Endometriomas affect up to 6% of patients with ovaries and carry risks of chronic pain, infertility, pregnancy complications, and potential for malignant transformation. Two pathways of endometrioma formation have been proposed, endometriotic invasion or metaplasia of preexisting functional ovarian cysts and bleeding of ovarian endometriotic implants directly into the ovarian cortex, that may account for the phenotypic variability observed among endometriomas. Future research evaluating the recapitulation of these mechanisms at a molecular level is anticipated to shed light on the genesis of endometriomas, with likely implications for the prevention of endometrioma formation. Whether endometriomas of different phenotypes have identifiably disparate effects on fertility or risk of malignancy is an important clinical question that has not been fully explored.

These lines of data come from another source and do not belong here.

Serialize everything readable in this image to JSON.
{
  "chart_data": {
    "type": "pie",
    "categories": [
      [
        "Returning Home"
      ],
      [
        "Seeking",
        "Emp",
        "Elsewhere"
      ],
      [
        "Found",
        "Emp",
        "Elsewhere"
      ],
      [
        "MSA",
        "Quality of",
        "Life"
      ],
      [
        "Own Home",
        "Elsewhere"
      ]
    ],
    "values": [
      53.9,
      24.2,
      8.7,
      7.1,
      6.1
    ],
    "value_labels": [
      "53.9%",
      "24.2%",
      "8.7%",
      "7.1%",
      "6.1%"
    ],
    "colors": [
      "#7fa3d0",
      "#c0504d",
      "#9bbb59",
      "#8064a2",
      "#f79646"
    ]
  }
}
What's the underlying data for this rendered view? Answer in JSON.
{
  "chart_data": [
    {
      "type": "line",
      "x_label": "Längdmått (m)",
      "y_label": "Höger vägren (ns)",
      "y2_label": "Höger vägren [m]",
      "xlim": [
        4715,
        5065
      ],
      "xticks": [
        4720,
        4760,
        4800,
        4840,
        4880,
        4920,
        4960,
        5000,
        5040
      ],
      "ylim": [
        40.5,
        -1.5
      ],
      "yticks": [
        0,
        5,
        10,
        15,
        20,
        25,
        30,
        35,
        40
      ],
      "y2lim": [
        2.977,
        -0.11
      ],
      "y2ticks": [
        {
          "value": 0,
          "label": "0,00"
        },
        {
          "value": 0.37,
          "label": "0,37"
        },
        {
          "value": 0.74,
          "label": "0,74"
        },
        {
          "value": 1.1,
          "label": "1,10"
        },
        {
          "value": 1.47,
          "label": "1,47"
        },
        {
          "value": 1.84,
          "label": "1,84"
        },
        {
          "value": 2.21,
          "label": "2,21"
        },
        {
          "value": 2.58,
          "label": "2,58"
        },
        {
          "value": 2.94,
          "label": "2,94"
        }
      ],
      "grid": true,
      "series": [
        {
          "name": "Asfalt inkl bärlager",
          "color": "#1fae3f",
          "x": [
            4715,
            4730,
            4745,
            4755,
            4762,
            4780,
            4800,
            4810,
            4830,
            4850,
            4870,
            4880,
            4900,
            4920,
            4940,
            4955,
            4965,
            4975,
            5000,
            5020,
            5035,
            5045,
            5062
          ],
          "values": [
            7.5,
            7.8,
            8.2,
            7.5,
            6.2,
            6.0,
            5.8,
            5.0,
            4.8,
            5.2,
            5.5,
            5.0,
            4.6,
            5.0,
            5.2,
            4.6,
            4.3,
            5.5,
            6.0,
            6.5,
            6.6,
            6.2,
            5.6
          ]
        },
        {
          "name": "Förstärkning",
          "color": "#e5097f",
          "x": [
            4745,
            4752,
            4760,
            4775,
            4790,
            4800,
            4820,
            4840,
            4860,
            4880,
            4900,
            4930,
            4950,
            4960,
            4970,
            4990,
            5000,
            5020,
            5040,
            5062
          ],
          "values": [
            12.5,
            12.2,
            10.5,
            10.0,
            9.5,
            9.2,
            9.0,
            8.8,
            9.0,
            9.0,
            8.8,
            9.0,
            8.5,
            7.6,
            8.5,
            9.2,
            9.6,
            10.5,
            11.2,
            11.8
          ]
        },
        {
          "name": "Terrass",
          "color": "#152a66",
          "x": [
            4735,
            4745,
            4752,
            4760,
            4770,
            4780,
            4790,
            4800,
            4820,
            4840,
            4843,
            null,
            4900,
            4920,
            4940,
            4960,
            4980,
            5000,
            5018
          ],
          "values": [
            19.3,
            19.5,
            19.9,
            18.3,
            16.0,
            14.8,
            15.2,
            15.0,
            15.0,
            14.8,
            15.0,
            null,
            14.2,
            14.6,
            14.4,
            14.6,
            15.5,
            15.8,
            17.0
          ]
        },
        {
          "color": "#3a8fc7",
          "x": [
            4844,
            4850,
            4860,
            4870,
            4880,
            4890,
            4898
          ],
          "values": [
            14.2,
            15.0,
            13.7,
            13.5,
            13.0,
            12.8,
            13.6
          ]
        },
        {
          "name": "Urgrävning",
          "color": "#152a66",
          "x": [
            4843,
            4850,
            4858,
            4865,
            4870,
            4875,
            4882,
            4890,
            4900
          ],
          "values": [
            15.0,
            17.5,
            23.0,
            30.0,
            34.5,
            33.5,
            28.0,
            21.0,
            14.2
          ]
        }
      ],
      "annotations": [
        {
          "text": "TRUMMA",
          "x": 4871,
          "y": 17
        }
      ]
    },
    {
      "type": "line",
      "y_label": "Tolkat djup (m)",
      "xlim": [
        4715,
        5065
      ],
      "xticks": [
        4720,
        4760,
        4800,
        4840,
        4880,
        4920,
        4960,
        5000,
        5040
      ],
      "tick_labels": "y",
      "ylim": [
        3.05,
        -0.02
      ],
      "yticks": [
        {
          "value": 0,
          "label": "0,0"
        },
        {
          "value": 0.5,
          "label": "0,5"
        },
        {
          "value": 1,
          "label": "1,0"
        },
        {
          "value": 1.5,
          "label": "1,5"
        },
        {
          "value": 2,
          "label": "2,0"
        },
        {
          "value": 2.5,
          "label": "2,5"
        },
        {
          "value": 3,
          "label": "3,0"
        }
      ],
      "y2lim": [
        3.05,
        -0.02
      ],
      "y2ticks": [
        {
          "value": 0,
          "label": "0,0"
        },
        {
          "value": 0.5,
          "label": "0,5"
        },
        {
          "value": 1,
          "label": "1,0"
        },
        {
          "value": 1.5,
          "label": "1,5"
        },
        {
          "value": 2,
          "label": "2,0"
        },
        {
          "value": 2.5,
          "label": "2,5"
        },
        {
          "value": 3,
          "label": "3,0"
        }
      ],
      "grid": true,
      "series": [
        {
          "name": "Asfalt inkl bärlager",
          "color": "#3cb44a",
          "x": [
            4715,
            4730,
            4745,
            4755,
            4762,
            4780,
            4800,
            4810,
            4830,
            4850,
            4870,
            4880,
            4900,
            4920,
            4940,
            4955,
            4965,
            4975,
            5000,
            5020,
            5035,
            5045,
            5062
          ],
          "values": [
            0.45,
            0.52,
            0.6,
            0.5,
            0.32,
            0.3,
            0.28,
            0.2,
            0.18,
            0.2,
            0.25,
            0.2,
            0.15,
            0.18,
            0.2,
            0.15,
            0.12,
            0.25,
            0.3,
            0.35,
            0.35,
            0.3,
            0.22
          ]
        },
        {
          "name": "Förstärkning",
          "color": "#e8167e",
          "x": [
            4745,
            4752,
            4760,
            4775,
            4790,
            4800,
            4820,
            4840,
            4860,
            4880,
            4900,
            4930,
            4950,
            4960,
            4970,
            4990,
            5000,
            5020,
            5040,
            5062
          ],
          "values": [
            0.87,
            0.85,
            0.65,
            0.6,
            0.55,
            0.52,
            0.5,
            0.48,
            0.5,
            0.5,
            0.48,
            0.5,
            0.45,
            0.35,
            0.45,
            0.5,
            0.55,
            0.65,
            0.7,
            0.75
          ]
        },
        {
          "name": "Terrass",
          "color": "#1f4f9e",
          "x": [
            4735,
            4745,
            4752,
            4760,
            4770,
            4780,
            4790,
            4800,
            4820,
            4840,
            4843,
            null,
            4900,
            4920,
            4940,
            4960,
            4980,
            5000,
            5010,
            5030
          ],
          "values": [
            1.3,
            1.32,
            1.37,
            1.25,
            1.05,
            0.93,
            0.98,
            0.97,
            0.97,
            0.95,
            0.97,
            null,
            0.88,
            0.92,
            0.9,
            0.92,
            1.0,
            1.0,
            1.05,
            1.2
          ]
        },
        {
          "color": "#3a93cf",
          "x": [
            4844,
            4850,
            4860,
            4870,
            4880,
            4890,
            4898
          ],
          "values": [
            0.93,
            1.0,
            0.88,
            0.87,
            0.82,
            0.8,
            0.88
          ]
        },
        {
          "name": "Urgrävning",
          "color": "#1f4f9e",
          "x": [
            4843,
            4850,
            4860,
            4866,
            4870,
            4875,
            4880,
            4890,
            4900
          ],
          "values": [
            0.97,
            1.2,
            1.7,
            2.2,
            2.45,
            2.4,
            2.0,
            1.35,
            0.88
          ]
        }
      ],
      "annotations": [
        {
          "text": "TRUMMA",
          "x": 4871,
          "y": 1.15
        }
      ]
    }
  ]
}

Medical management may shrink endometrioma size but rarely leads to cyst resolution and forgoes the opportunity for pathologic diagnosis; therefore, surgical management is often indicated for purposes of diagnosis and symptom management. Benefits of surgery for fertility optimization and cancer risk reduction have been suggested by retrospective studies. The precise role of surgery for these goals is yet to be defined, particularly with regard to a stratification of benefit by cyst phenotype or size. Moving forward, continued attention to cyst phenotype or size in the design of studies on the management and implications of endometriomas will continue to better inform ability to make evidence-based clinical recommendations tailored to patients' unique clinical presentations.